December 10th, 2012
The Legal Short Story
While I’ve been busy not posting on the blog, I’ve done any number of other things, mainly uninteresting and related to the course I finished taking last week (gag! death! disaster! doom!) The one cool thing was two Saturdays ago we hosted a party to celebrate a) having such nice friends and b) the making of How to Keep Your Day Job. We screened the film for said friends, some of whom had been so excited about it for so long it seemed no longer fair to keep it from them.
As far as I could tell, everyone loved the film–it was really satisfying to sit and watch everyone laugh, wince, and nod at the protagonist’s tribulations. At the end, I got many compliments, most of which were waived because I had nothing to do with the film other than the baseline story and a lot of enthusiasm. But it was still great to hear, and I’m sure the filmmakers, home with colds, felt the love even from afar.
One especially interesting compliment came from a partygoer I know less well, who surprised me by announcing that she loves short stories always, even when she’s not at a party hosted by one of their practitioners. I mentioned my pleasure and surprise at this, as it’s not the general attitude towards short fiction. She said perhaps it was because she’s a lawyer–she likes details only if they exist for a reason, and everything extraneous to be thrown out.

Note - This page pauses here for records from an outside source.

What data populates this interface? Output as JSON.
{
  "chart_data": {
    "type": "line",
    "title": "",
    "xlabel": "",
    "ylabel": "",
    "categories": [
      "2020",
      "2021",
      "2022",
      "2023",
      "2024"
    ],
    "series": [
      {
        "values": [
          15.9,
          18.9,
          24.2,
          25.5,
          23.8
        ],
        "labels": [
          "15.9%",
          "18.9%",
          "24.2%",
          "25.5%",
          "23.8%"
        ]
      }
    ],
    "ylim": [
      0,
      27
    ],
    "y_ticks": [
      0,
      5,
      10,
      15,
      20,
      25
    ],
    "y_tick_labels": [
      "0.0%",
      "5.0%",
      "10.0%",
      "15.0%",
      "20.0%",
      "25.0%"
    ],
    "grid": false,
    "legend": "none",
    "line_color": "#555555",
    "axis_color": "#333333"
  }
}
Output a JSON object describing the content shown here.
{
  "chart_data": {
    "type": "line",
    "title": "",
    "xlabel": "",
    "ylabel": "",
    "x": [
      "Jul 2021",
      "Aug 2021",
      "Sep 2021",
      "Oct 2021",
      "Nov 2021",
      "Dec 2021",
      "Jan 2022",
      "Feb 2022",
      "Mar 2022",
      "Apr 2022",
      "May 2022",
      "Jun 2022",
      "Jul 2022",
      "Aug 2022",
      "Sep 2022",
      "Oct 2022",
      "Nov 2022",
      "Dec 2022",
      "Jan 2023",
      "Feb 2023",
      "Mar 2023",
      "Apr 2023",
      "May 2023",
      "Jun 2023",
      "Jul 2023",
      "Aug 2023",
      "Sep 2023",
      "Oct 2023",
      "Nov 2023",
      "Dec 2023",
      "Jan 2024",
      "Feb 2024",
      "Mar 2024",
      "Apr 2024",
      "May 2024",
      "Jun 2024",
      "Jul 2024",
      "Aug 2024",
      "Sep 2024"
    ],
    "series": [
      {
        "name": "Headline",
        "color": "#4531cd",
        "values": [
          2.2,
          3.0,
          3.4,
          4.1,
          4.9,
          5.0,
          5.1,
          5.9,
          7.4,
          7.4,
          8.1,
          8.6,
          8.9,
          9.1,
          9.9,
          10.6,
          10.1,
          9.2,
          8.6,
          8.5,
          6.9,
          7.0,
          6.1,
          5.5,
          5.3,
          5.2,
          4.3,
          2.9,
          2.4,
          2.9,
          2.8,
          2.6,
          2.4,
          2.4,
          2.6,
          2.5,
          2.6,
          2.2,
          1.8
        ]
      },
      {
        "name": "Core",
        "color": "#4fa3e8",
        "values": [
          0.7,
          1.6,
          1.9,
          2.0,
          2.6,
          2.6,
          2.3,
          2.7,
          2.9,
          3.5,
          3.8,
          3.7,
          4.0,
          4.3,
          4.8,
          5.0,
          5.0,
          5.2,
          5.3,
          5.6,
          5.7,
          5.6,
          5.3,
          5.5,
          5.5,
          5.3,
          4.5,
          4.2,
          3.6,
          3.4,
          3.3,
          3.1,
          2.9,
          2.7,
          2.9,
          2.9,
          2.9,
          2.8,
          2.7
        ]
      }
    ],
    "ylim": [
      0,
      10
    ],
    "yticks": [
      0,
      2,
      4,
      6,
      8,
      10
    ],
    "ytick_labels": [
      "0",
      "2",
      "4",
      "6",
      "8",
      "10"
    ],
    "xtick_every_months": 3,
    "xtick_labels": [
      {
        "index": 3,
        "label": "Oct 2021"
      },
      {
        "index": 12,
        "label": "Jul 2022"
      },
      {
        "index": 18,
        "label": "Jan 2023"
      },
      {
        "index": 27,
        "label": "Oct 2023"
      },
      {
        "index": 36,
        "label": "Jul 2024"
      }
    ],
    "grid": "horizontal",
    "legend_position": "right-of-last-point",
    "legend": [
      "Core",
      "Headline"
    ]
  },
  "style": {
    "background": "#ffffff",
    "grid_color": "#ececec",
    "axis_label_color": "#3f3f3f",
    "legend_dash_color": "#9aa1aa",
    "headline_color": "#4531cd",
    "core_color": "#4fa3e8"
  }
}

I thought this was such a great way of expressing the lure of the story–that leanness, efficiency. Some short-story proponents come dangerously close to anti-novelism with similar discussions, and that’s not my aim. Novels do something our friends in science fiction (hi, Scott!) call “world-building.” Novels create a whole life for their characters–clothes and rooms and jobs and friends (ok, a lot of characters in novels don’t have friends–separate post) and the ticking sound the car makes and love of romantic poetry. You are far more likely to know which way a character votes and whether s/he believes in God in a novel than in a short story. Which is awesome in the way that that’s awesome; and short stories are awesome in a different way.
I was just pleased to hear it described so well, is all I’m trying to say here.